Çocukların suça sürüklenmesi önlenecek
Özellikle suça sürüklenen çocuklar bölümü önemli. Çocuk hukuku, çocuk yargılamaları çok hassas bir konu. Hem bilimsel olarak değerlendirilmesi lazım hem de çocukların, hem suç mağduru çocuklarımızın hem de suça sürüklenen çocukların özellikle suçtan korunması anlamında yeni düzenleme ihtiyaçları var. Dünya ülkelerinin uygulamalarını araştırdık. Özellikle bu konuda birbirine yakın uygulamalar var. Bizim sistemimizde Türk Ceza Kanunu 31. maddede çocuklar üç gruba ayrılıyor. 12 yaşın altındaki çocukların ceza sorumluluğu yok. Onlar çocuklara özgü tedbirler uygulanıyor. 12-15 yaş arasında bir çocuk suç işlerse yetişkine göre yarı oranında cezalandırılıyor. 15-18 yaş arasında suç işlemişse üçte biri indiriliyor yetişkinlere göre. Ağırlaştırılmış ve müebbet hapis cezası alanlar da müebbet yerine süreli hapis cezasına dönüştürülüyor çocuklar bakımından. Burada 15-18 yaş grubuyla ilgili suçun işleniş şekli, suç işleme eğilimi, tekerrür, defalarca kasten işlenen suçtan mahkum olmuş olması, kastın yoğunluğu gibi, kasten öldürme suçlarında bir yeniden değerlendirme, hakime takdir yetkisi verme bakımından indirim yapıp yapmaması konusunda bir düzenleme taslağını meclisimize arz ettik. Ayrıntılarını grup başkanımız açıklayacaktır.

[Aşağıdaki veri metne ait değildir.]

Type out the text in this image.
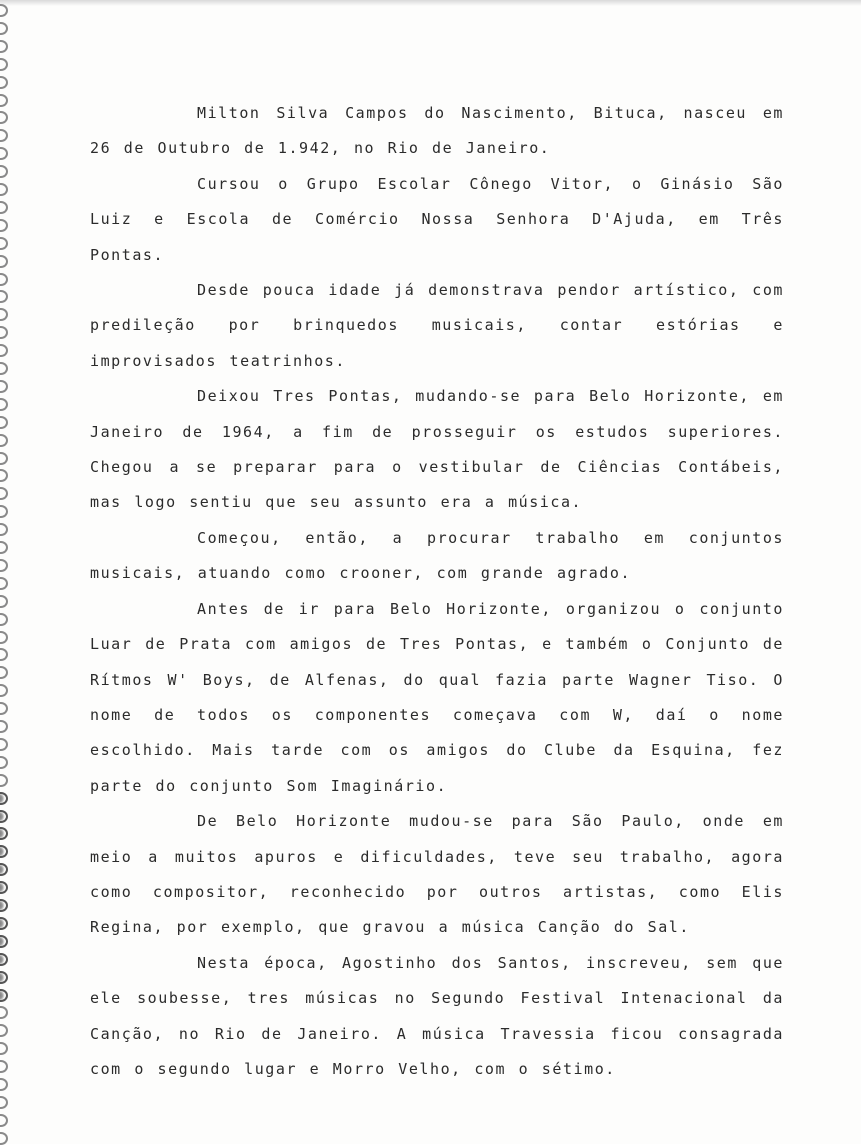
Milton Silva Campos do Nascimento, Bituca, nasceu em 26 de Outubro de 1.942, no Rio de Janeiro.

Cursou o Grupo Escolar Cônego Vitor, o Ginásio São Luiz e Escola de Comércio Nossa Senhora D'Ajuda, em Três Pontas.

Desde pouca idade já demonstrava pendor artístico, com predileção por brinquedos musicais, contar estórias e improvisados teatrinhos.

Deixou Tres Pontas, mudando-se para Belo Horizonte, em Janeiro de 1964, a fim de prosseguir os estudos superiores. Chegou a se preparar para o vestibular de Ciências Contábeis, mas logo sentiu que seu assunto era a música.

Começou, então, a procurar trabalho em conjuntos musicais, atuando como crooner, com grande agrado.

Antes de ir para Belo Horizonte, organizou o conjunto Luar de Prata com amigos de Tres Pontas, e também o Conjunto de Rítmos W' Boys, de Alfenas, do qual fazia parte Wagner Tiso. O nome de todos os componentes começava com W, daí o nome escolhido. Mais tarde com os amigos do Clube da Esquina, fez parte do conjunto Som Imaginário.

De Belo Horizonte mudou-se para São Paulo, onde em meio a muitos apuros e dificuldades, teve seu trabalho, agora como compositor, reconhecido por outros artistas, como Elis Regina, por exemplo, que gravou a música Canção do Sal.

Nesta época, Agostinho dos Santos, inscreveu, sem que ele soubesse, tres músicas no Segundo Festival Intenacional da Canção, no Rio de Janeiro. A música Travessia ficou consagrada com o segundo lugar e Morro Velho, com o sétimo.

Diğer, özellikle meskun mahalde silah atma, trafikte yol kesme, bunların Türk Ceza Kanunu'ndaki bazılarının cezaları yok, bazılarının var. Bunların olmayanları müstakil suç haline getireceğiz ve bu anlamda özellikle toplumsal huzuru bozan kutlama günlerini maalesef yas gününe çeviren durumlar oluyor. Bunların ortadan kaldırılması lazım. Hatta kuru sıkının bile müstakil suç haline getirilmesiyle ilgili, özellikle bilişim suçları, vatandaşlarımızın hem telefon yoluyla hem internet yoluyla dolandırıcılıklara maruz kalmamasıyla ilgili tedbirler var. Sonrasında da bu 11. yargı paketinde bunlar olacak. 12. yargı paketinde de hukuk yargılamalarının hızlandırılmasına yönelik 41 maddeden oluşan bir yargı paketi olacak.